À l’aube du budget provincial, le Réseau québécois de l’action communautaire autonome a publié son mémoire pré-budgétaire qui a été relayé par le Regroupement des organismes communautaire de la Gaspésie-les-Îles.
On y apprend que le Québec traverse une période de crises multiples et interdépendantes qui fragilisent la cohésion sociale et menacent durablement nos conditions de vie.
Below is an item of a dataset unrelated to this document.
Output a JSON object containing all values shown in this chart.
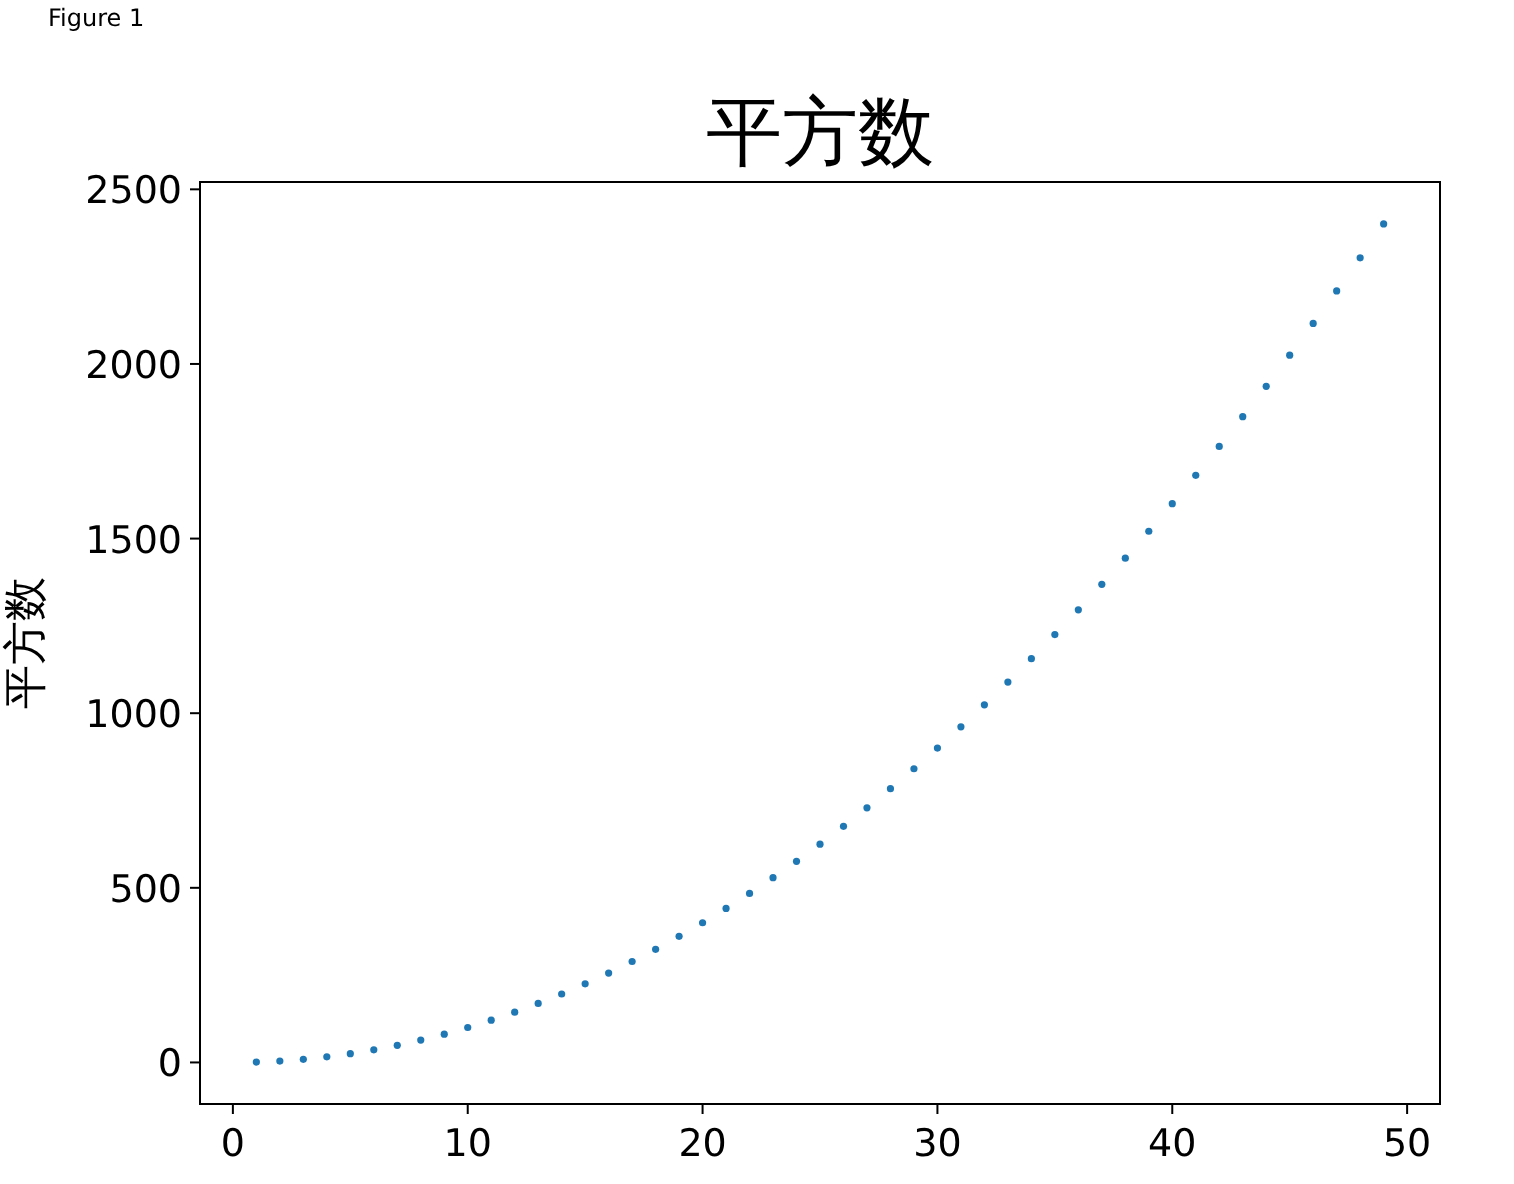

L’aggravation des inégalités, la précarisation du travail, la crise du logement, l’insécurité alimentaire, l’affaiblissement du filet social et l’accélération des dérèglements climatiques ne sont pas des phénomènes isolés, mais les manifestations d’un modèle économique et budgétaire à bout de souffle.
Un choix politique clair
Dans ce contexte, le prochain budget doit constituer un choix politique clair, soit de renforcer durablement le filet social plutôt que d’en gérer l’érosion. Dans cet effort collectif, les organismes d’action communautaire autonome constituent un levier stratégique de transformation sociale. Employant un peu plus de 50 000 personnes, soit 1,6 % de l’emploi total québécois, ils sont présents dans toutes les régions et jouent un rôle central dans la lutte contre les inégalités, l’exclusion et la précarité.
Il y est également indiqué que leur sous-financement chronique limite toutefois leur capacité d’agir et précarise les équipes.